Compass (Second Chances 1)
When I walk back into the living room, the table is cleared and Gage is sitting on the sofa.
I took longer than I wanted to in the bathroom.
I didn’t have to do anything other than to splash cold water on my face and catch my breath.
Hearing him say that being a parent is everything filled me with a rush of emotions.
I excused myself and headed straight for the bathroom.
I used the time in there to think about the past and what the future might look like.
“Come sit with me, Katie,” he says, turning to look at me.
He’s lowered the lighting in the room and soft music is streaming from a small speaker on the coffee table.
It’s the same mood he used to set before he’d bathe me.
Gage would draw me a candlelit bubble bath every Sunday after he cooked dinner for me. Sometimes he’d pour me a glass of wine or a tumbler filled with my favorite diet soda.
Every week he’d have a book of poetry in his hands as our favorite songs played from his phone.
He’d sit on the floor next to the claw foot tub while I soaked in the warm water.
The candle never cast enough light to read by so I knew that the poetry pouring from his lips came straight from his memory.
Yet, he’d flip through the pages, asking which poem I wanted to hear next.
After the bath, he’d dry me, take me to bed and fuck me until I couldn’t breathe.
We’d fall asleep wrapped in each other’s arms.
I take a seat next to him, taking care to leave some distance between us.
His gaze falls to my legs. “Your scar has faded.”
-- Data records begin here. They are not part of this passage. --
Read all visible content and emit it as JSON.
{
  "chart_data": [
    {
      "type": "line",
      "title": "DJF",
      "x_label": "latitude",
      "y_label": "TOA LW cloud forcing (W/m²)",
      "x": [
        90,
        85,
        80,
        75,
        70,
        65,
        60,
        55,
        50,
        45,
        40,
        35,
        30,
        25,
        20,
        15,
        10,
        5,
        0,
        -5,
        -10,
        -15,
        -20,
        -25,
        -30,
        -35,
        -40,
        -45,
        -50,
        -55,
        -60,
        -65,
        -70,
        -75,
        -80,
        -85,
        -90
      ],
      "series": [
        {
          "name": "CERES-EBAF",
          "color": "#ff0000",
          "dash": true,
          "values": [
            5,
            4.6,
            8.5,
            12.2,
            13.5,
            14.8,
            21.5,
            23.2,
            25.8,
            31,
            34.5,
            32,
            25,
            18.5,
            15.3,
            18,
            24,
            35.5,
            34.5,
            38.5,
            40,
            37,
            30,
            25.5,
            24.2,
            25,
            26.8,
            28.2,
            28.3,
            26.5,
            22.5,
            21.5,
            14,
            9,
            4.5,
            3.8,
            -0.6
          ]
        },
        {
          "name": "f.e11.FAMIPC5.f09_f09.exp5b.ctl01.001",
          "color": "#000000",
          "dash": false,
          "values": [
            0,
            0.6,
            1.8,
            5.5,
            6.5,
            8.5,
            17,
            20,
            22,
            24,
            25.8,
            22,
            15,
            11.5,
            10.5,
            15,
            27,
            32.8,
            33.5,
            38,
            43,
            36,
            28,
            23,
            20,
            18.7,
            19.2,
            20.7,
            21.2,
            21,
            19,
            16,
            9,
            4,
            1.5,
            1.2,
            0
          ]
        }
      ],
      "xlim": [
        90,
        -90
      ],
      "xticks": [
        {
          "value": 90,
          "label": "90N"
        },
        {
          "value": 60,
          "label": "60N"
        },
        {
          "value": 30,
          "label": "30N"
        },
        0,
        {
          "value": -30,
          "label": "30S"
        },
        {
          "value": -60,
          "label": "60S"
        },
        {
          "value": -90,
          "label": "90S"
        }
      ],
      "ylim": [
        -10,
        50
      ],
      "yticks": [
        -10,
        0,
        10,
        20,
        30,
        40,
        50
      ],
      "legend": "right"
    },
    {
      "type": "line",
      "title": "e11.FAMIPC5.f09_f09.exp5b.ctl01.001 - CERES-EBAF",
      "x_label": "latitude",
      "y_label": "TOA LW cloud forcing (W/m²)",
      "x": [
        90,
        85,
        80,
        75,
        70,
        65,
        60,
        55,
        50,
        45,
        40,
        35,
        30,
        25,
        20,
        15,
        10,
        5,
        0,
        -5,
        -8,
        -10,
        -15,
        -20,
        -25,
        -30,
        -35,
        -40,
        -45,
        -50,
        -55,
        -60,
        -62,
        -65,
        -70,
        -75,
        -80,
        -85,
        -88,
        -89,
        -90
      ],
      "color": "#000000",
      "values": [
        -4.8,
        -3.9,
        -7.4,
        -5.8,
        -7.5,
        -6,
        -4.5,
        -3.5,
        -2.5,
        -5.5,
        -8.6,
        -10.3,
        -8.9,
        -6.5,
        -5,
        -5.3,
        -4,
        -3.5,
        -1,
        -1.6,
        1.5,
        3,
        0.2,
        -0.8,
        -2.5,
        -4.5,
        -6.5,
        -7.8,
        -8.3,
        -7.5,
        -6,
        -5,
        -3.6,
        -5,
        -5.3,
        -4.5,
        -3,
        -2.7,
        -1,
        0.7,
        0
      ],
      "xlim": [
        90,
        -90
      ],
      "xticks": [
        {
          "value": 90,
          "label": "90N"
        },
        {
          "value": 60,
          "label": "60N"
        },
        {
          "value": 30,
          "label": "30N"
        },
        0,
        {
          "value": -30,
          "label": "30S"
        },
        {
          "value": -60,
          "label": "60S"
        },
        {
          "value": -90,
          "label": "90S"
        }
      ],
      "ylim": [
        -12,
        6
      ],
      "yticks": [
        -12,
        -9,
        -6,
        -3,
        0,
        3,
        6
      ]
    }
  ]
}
I glance down at the jagged line on my skin. It’s difficult to see in the dim light, but I know exactly where it is. Gage does too.
“Time heals all wounds,” I quip, falling back on a piece of my mom’s sage advice.
His gaze trails up my body to my face. “Does it?”
A month ago I would have said it didn’t, but I can’t anymore, so I don’t. “I think it can.”
His hands run up and down his muscular thighs. “Has it healed your wounds? The wounds I caused?”
“I wish you would have told me,” I say quietly. “You should have told me about Kristin when you found out.”
“I should have,” he agrees with a nod of his chin. “I didn’t think it through. If I could turn back the clock, I would have told you everything that day.”
He can’t turn back time. I can’t either.
“I regretted it almost immediately,” he confesses, scrubbing his hand over his forehead. “I’ve regretted it every minute of every day since.”
“It’s the past now.” I sigh. “We can’t go back and rewrite history.”
His gaze scans my face. “You’re right.”
Our eyes lock and for the briefest moment I consider telling Gage a secret I’ve been carrying with me for years.